For his big-budget attempt to improve America's view of its ally, Jack Warner later found himself zigging and zagging in front of HUAC, although like the other studio heads he got off easy--screenwriter Howard Koch, who had written the script at Warner's insistence, was blacklisted (or graylisted, according to this article). An exasperated Jack Warner later summarized the feelings of many Hollywood executives before him, and many to come: "There are some controversial subjects that are so explosive...that it doesn't pay for anyone to be a hero or a martyr. You're a dead pigeon either way."

So, given all these drawbacks (to understate the matter), what value does the movie have? Plenty, for what it tells us about the extent to which movie studios were on board with the war effort, how little some people knew about the real-life Soviet Union (although many, from Manny Farber** to the usually clueless Bosley Crowther, knew enough to give the film a major thumbs-down) and for the Warner Brothers aesthetic, its approach to politics and history and its working methods in general. TCM shows this, according to Lumenick, every other year, usually during their 30 Days of Oscar festivities (it was nominated for Best Art Direction). The Siren has dissed the Oscar month heavily but it does have some oddball selections from time to time. What the channel needs to do is get this on during hours when there can be an introduction, because if any movie needs context, caveats and discussion, it's Mission to Moscow.

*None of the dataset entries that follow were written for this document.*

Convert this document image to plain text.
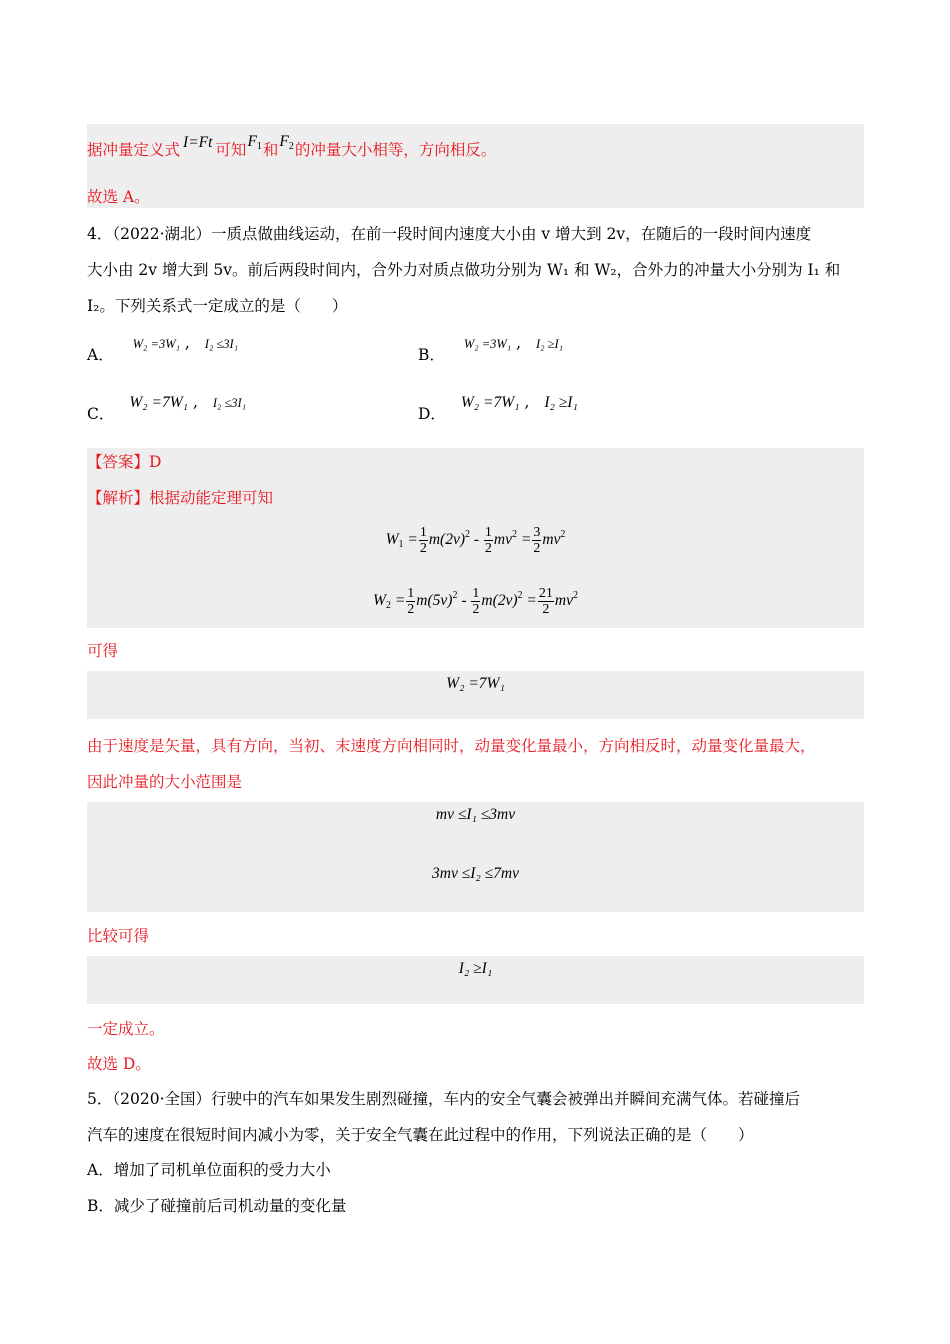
据冲量定义式 I=Ft 可知$F_1$和$F_2$的冲量大小相等，方向相反。
故选 A。
4．（2022·湖北）一质点做曲线运动，在前一段时间内速度大小由 v 增大到 2v，在随后的一段时间内速度
大小由 2v 增大到 5v。前后两段时间内，合外力对质点做功分别为 W₁ 和 W₂，合外力的冲量大小分别为 I₁ 和
I₂。下列关系式一定成立的是（　　）
A． W₂ =3W₁ , I₂ ≤3I₁
B． W₂ =3W₁ , I₂ ≥I₁
C． W₂ =7W₁ , I₂ ≤3I₁
D． W₂ =7W₁ , I₂ ≥I₁
【答案】D
【解析】根据动能定理可知
$W_1 = \frac{1}{2} m(2v)^2 - \frac{1}{2} mv^2 = \frac{3}{2} mv^2$
$W_2 = \frac{1}{2} m(5v)^2 - \frac{1}{2} m(2v)^2 = \frac{21}{2} mv^2$
可得
W₂ =7W₁
由于速度是矢量，具有方向，当初、末速度方向相同时，动量变化量最小，方向相反时，动量变化量最大，
因此冲量的大小范围是
mv ≤I₁ ≤3mv
3mv ≤I₂ ≤7mv
比较可得
I₂ ≥I₁
一定成立。
故选 D。
5．（2020·全国）行驶中的汽车如果发生剧烈碰撞，车内的安全气囊会被弹出并瞬间充满气体。若碰撞后
汽车的速度在很短时间内减小为零，关于安全气囊在此过程中的作用，下列说法正确的是（　　）
A．增加了司机单位面积的受力大小
B．减少了碰撞前后司机动量的变化量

*Ayn Rand would have disagreed. During her HUAC testimony, Pennsylvania Republican John McDowell asked her, "Doesn't anybody smile in Russia anymore?" and received the reply, "Well, if you ask me literally, pretty much no."

**Farber, quoted in Hollywood Goes to War: "This mishmash is directly and firmly in the tradition of Hollywood politics. A while ago it was Red-baiting, now it is Red-praising in the same sense--ignorantly. To a democratic intelligence it is repulsive and insulting."

(Material on the history and subsequent HUAC troubles of Mission to Moscow comes from City of Nets and Hollywood Goes to War. As Lou says, there is a good set of notes at TCM and an interesting monograph on the movie available here.)